The Impact of Exposed Passwords on Honeyword Efficacy

Honeywords are decoy passwords that can be added to a credential database; if a login attempt uses a honeyword, this indicates that the site's credential database has been leaked. In this paper we explore the basic requirements for honeywords to be effective, in a threat model where the attacker knows passwords for the same users at other sites. First, we show that for user-chosen (vs. algorithmically generated, i.e., by a password manager) passwords, existing honeyword-generation algorithms do not simultaneously achieve false-positive and false-negative rates near their ideals of $\approx 0$ and $\approx \frac{1}{1+n}$, respectively, in this threat model, where $n$ is the number of honeywords per account. Second, we show that for users leveraging algorithmically generated passwords, state-of-the-art methods for honeyword generation will produce honeywords that are not sufficiently deceptive, yielding many false negatives.
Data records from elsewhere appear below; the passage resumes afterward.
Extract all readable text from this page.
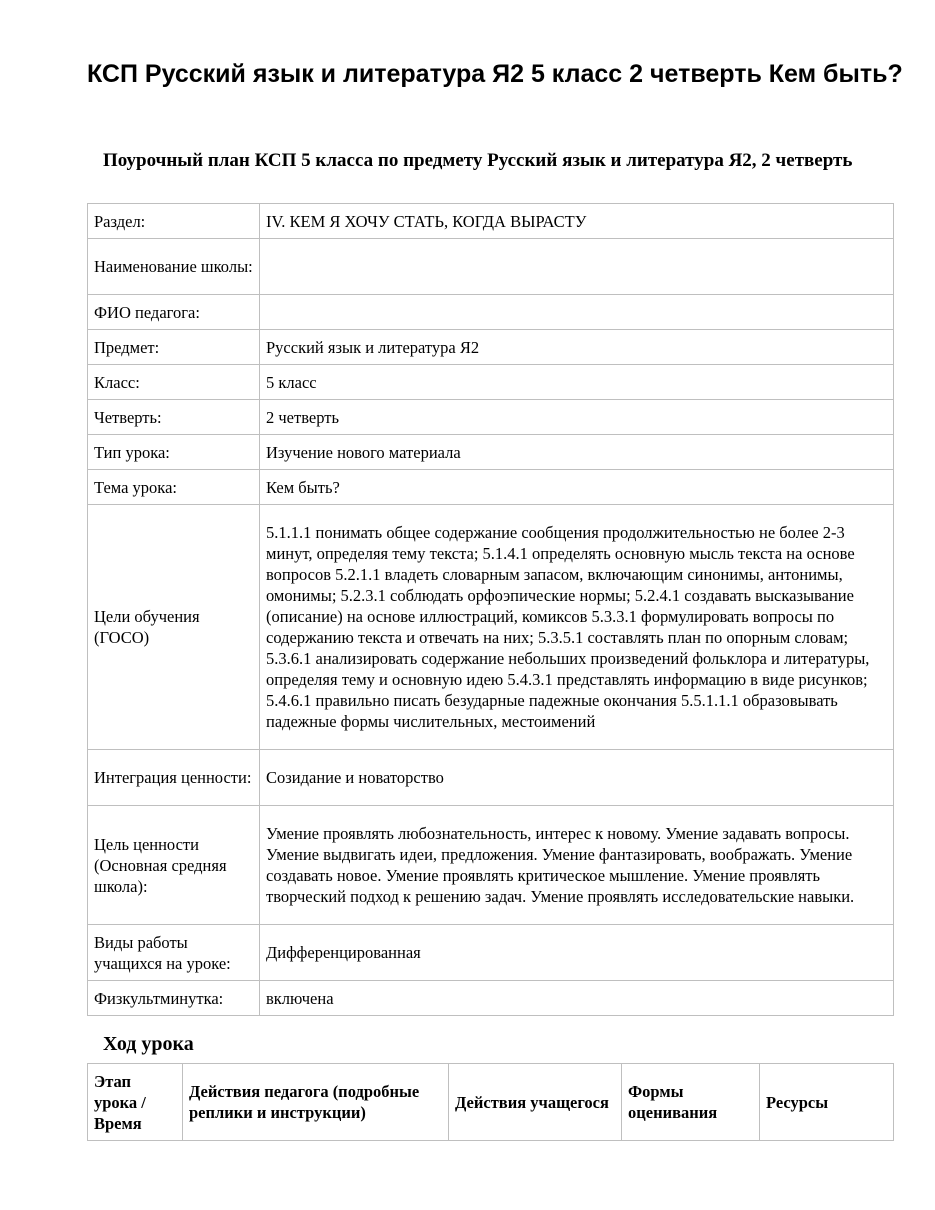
КСП Русский язык и литература Я2 5 класс 2 четверть Кем быть?
Поурочный план КСП 5 класса по предмету Русский язык и литература Я2, 2 четверть
Раздел:	IV. КЕМ Я ХОЧУ СТАТЬ, КОГДА ВЫРАСТУ
Наименование школы:	
ФИО педагога:	
Предмет:	Русский язык и литература Я2
Класс:	5 класс
Четверть:	2 четверть
Тип урока:	Изучение нового материала
Тема урока:	Кем быть?
Цели обучения (ГОСО)	5.1.1.1 понимать общее содержание сообщения продолжительностью не более 2-3 минут, определяя тему текста; 5.1.4.1 определять основную мысль текста на основе вопросов 5.2.1.1 владеть словарным запасом, включающим синонимы, антонимы, омонимы; 5.2.3.1 соблюдать орфоэпические нормы; 5.2.4.1 создавать высказывание (описание) на основе иллюстраций, комиксов 5.3.3.1 формулировать вопросы по содержанию текста и отвечать на них; 5.3.5.1 составлять план по опорным словам; 5.3.6.1 анализировать содержание небольших произведений фольклора и литературы, определяя тему и основную идею 5.4.3.1 представлять информацию в виде рисунков; 5.4.6.1 правильно писать безударные падежные окончания 5.5.1.1.1 образовывать падежные формы числительных, местоимений
Интеграция ценности:	Созидание и новаторство
Цель ценности (Основная средняя школа):	Умение проявлять любознательность, интерес к новому. Умение задавать вопросы. Умение выдвигать идеи, предложения. Умение фантазировать, воображать. Умение создавать новое. Умение проявлять критическое мышление. Умение проявлять творческий подход к решению задач. Умение проявлять исследовательские навыки.
Виды работы учащихся на уроке:	Дифференцированная
Физкультминутка:	включена
Ход урока
Этап урока / Время	Действия педагога (подробные реплики и инструкции)	Действия учащегося	Формы оценивания	Ресурсы
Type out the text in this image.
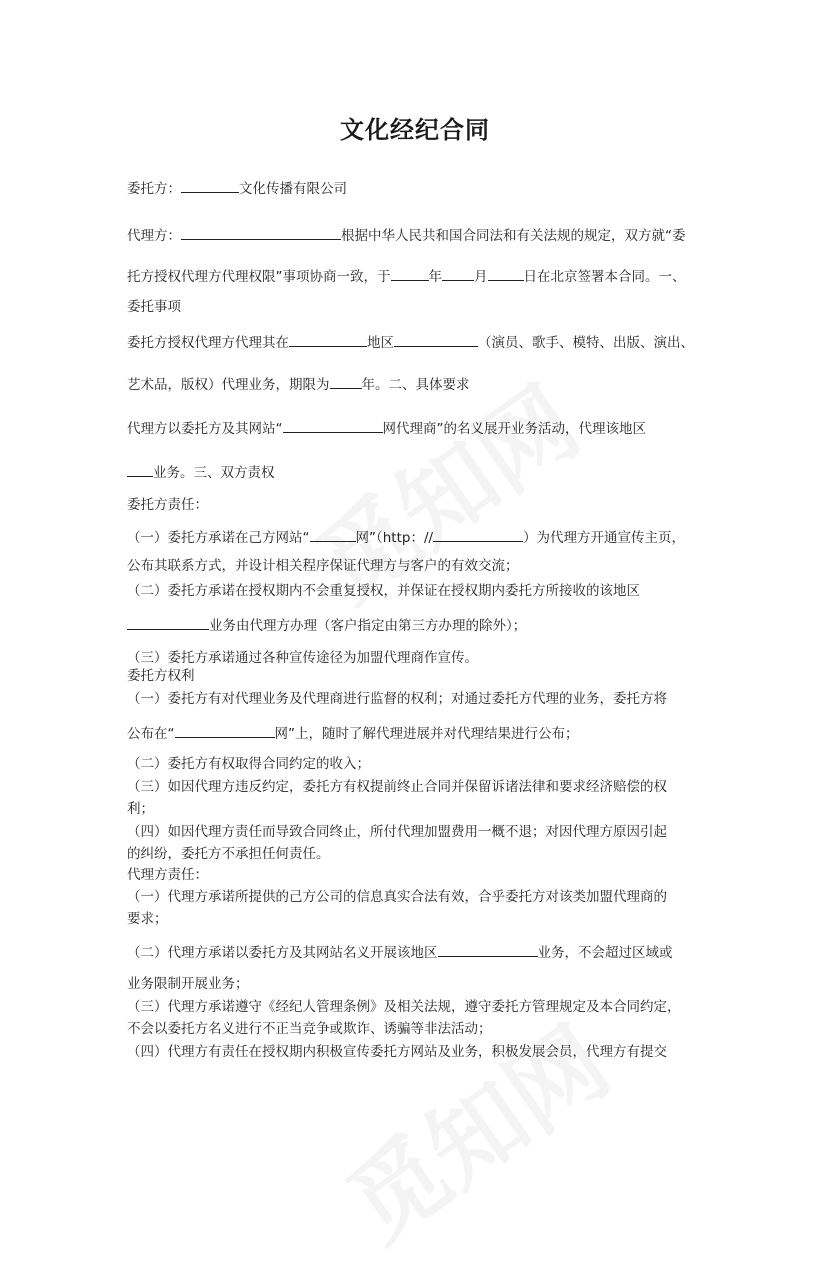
文化经纪合同
委托方：	文化传播有限公司
代理方：	根据中华人民共和国合同法和有关法规的规定，双方就“委
托方授权代理方代理权限”事项协商一致，于	年 月	日在北京签署本合同。一、
委托事项
委托方授权代理方代理其在	地区	（演员、歌手、模特、出版、演出、
艺术品，版权）代理业务，期限为 年。二、具体要求
代理方以委托方及其网站“	网代理商”的名义展开业务活动，代理该地区
业务。三、双方责权
委托方责任：
（一）委托方承诺在己方网站“	网”（http：//	）为代理方开通宣传主页，
公布其联系方式，并设计相关程序保证代理方与客户的有效交流；
（二）委托方承诺在授权期内不会重复授权，并保证在授权期内委托方所接收的该地区
业务由代理方办理（客户指定由第三方办理的除外）；
（三）委托方承诺通过各种宣传途径为加盟代理商作宣传。
委托方权利
（一）委托方有对代理业务及代理商进行监督的权利；对通过委托方代理的业务，委托方将
公布在“	网”上，随时了解代理进展并对代理结果进行公布；
（二）委托方有权取得合同约定的收入；
（三）如因代理方违反约定，委托方有权提前终止合同并保留诉诸法律和要求经济赔偿的权
利；
（四）如因代理方责任而导致合同终止，所付代理加盟费用一概不退；对因代理方原因引起
的纠纷，委托方不承担任何责任。
代理方责任：
（一）代理方承诺所提供的己方公司的信息真实合法有效，合乎委托方对该类加盟代理商的
要求；
（二）代理方承诺以委托方及其网站名义开展该地区	业务，不会超过区域或
业务限制开展业务；
（三）代理方承诺遵守《经纪人管理条例》及相关法规，遵守委托方管理规定及本合同约定，
不会以委托方名义进行不正当竞争或欺诈、诱骗等非法活动；
（四）代理方有责任在授权期内积极宣传委托方网站及业务，积极发展会员，代理方有提交
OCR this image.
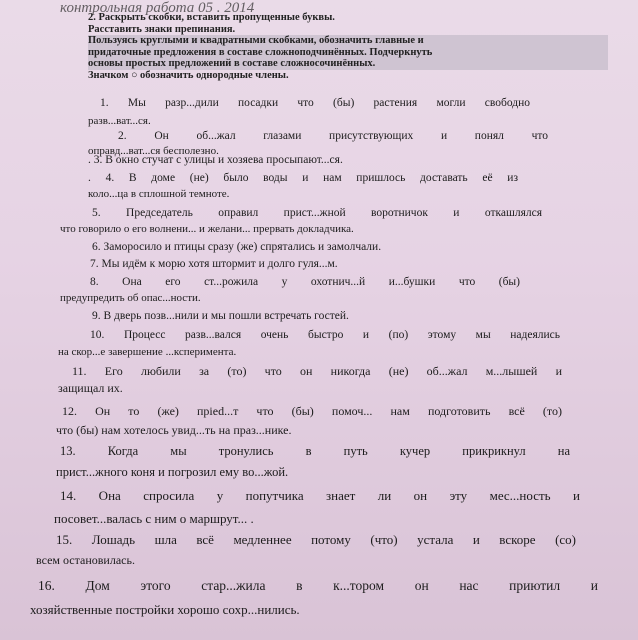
контрольная работа 05 . 2014
2. Раскрыть скобки, вставить пропущенные буквы.
Расставить знаки препинания.
Пользуясь круглыми и квадратными скобками, обозначить главные и
придаточные предложения в составе сложноподчинённых. Подчеркнуть
основы простых предложений в составе сложносочинённых.
Значком ○ обозначить однородные члены.
1. Мы разр...дили посадки что (бы) растения могли свободно
разв...ват...ся.
2. Он об...жал глазами присутствующих и понял что
оправд...ват...ся бесполезно.
. 3. В окно стучат с улицы и хозяева просыпают...ся.
. 4. В доме (не) было воды и нам пришлось доставать её из
коло...ца в сплошной темноте.
5. Председатель оправил прист...жной воротничок и откашлялся
что говорило о его волнени... и желани... прервать докладчика.
6. Заморосило и птицы сразу (же) спрятались и замолчали.
7. Мы идём к морю хотя штормит и долго гуля...м.
8. Она его ст...рожила у охотнич...й и...бушки что (бы)
предупредить об опас...ности.
9. В дверь позв...нили и мы пошли встречать гостей.
10. Процесс разв...вался очень быстро и (по) этому мы надеялись
на скор...е завершение ...ксперимента.
11. Его любили за (то) что он никогда (не) об...жал м...лышей и
защищал их.
12. Он то (же) прied...т что (бы) помоч... нам подготовить всё (то)
что (бы) нам хотелось увид...ть на праз...нике.
13. Когда мы тронулись в путь кучер прикрикнул на
прист...жного коня и погрозил ему во...жой.
14. Она спросила у попутчика знает ли он эту мес...ность и
посовет...валась с ним о маршрут... .
15. Лошадь шла всё медленнее потому (что) устала и вскоре (со)
всем остановилась.
16. Дом этого стар...жила в к...тором он нас приютил и
хозяйственные постройки хорошо сохр...нились.
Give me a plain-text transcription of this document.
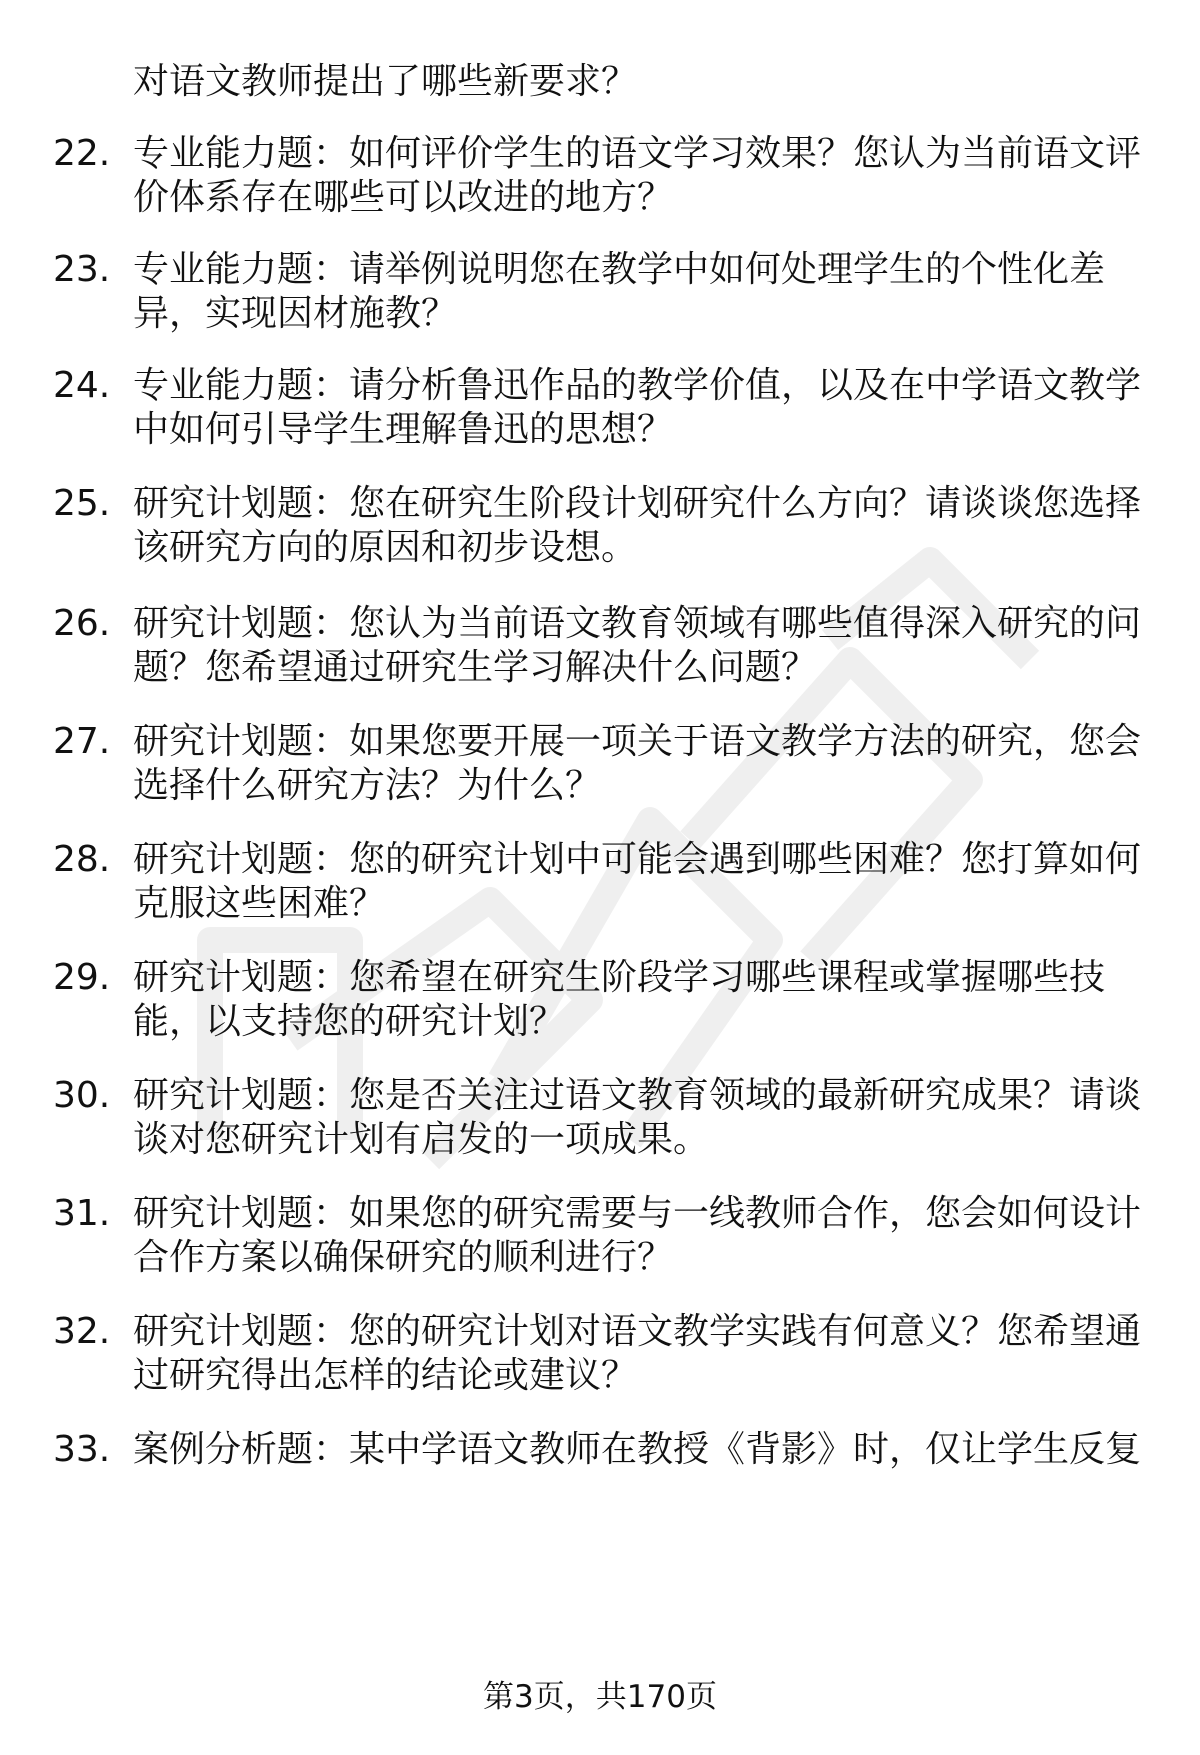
对语文教师提出了哪些新要求？
22. 专业能力题：如何评价学生的语文学习效果？您认为当前语文评
价体系存在哪些可以改进的地方？
23. 专业能力题：请举例说明您在教学中如何处理学生的个性化差
异，实现因材施教？
24. 专业能力题：请分析鲁迅作品的教学价值，以及在中学语文教学
中如何引导学生理解鲁迅的思想？
25. 研究计划题：您在研究生阶段计划研究什么方向？请谈谈您选择
该研究方向的原因和初步设想。
26. 研究计划题：您认为当前语文教育领域有哪些值得深入研究的问
题？您希望通过研究生学习解决什么问题？
27. 研究计划题：如果您要开展一项关于语文教学方法的研究，您会
选择什么研究方法？为什么？
28. 研究计划题：您的研究计划中可能会遇到哪些困难？您打算如何
克服这些困难？
29. 研究计划题：您希望在研究生阶段学习哪些课程或掌握哪些技
能，以支持您的研究计划？
30. 研究计划题：您是否关注过语文教育领域的最新研究成果？请谈
谈对您研究计划有启发的一项成果。
31. 研究计划题：如果您的研究需要与一线教师合作，您会如何设计
合作方案以确保研究的顺利进行？
32. 研究计划题：您的研究计划对语文教学实践有何意义？您希望通
过研究得出怎样的结论或建议？
33. 案例分析题：某中学语文教师在教授《背影》时，仅让学生反复
第3页，共170页
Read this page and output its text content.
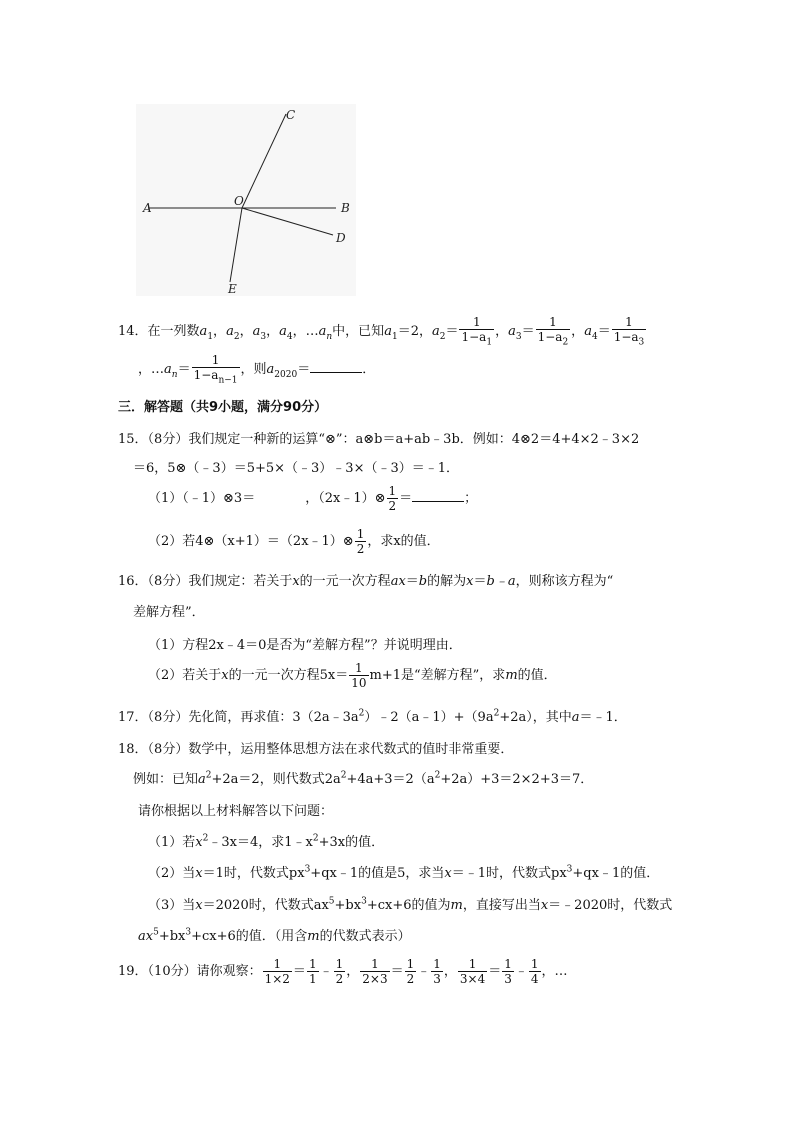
C
O
A	B
D
E
14．在一列数$a_1$，$a_2$，$a_3$，$a_4$，$\dots a_n$中，已知$a_1=2$，$a_2= \frac{1}{1-a_1}$ ，$a_3= \frac{1}{1-a_2}$ ，$a_4= \frac{1}{1-a_3}$
，$\dots a_n= \frac{1}{1-a_{n-1}}$ ，则$a_{2020}=$	．
三．解答题（共9小题，满分90分）
15．（8分）我们规定一种新的运算“⊗”：a⊗b＝a+ab﹣3b．例如：4⊗2＝4+4×2﹣3×2
＝6，5⊗（﹣3）＝5+5×（﹣3）﹣3×（﹣3）＝﹣1．
（1）（﹣1）⊗3＝	，（2x﹣1）⊗ $\frac{1}{2}$ ＝	；
（2）若4⊗（x+1）＝（2x﹣1）⊗ $\frac{1}{2}$ ，求x的值．
16．（8分）我们规定：若关于x的一元一次方程ax＝b的解为x＝b﹣a，则称该方程为“
差解方程”．
（1）方程2x﹣4＝0是否为“差解方程”？并说明理由．
（2）若关于x的一元一次方程$5x= \frac{1}{10} m+1$是“差解方程”，求m的值．
17．（8分）先化简，再求值：$3(2a﹣3a^2)﹣2(a﹣1)+(9a^2+2a)$，其中a＝﹣1．
18．（8分）数学中，运用整体思想方法在求代数式的值时非常重要．
例如：已知$a^2+2a=2$，则代数式$2a^2+4a+3=2(a^2+2a)+3=2\times 2+3=7$．
请你根据以上材料解答以下问题：
（1）若$x^2﹣3x=4$，求$1﹣x^2+3x$的值．
（2）当x＝1时，代数式$px^3+qx﹣1$的值是5，求当x＝﹣1时，代数式$px^3+qx﹣1$的值．
（3）当x＝2020时，代数式$ax^5+bx^3+cx+6$的值为m，直接写出当x＝﹣2020时，代数式
$ax^5+bx^3+cx+6$的值．（用含m的代数式表示）
19．（10分）请你观察： $\frac{1}{1\times 2} = \frac{1}{1}$ ﹣ $\frac{1}{2}$ ， $\frac{1}{2\times 3} = \frac{1}{2}$ ﹣ $\frac{1}{3}$ ， $\frac{1}{3\times 4} = \frac{1}{3}$ ﹣ $\frac{1}{4}$ ，…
Instead, we find that only a honeyword-generation algorithm that uses the \textit{same} password generator as the user can provide deceptive honeywords in this case. However, when the defender's ability to infer the generator from the (one) account password is less accurate than the attacker's ability to infer the generator from potentially many, this deception can again wane. Taken together, our results provide a cautionary note for the state of honeyword research and pose new challenges to the field.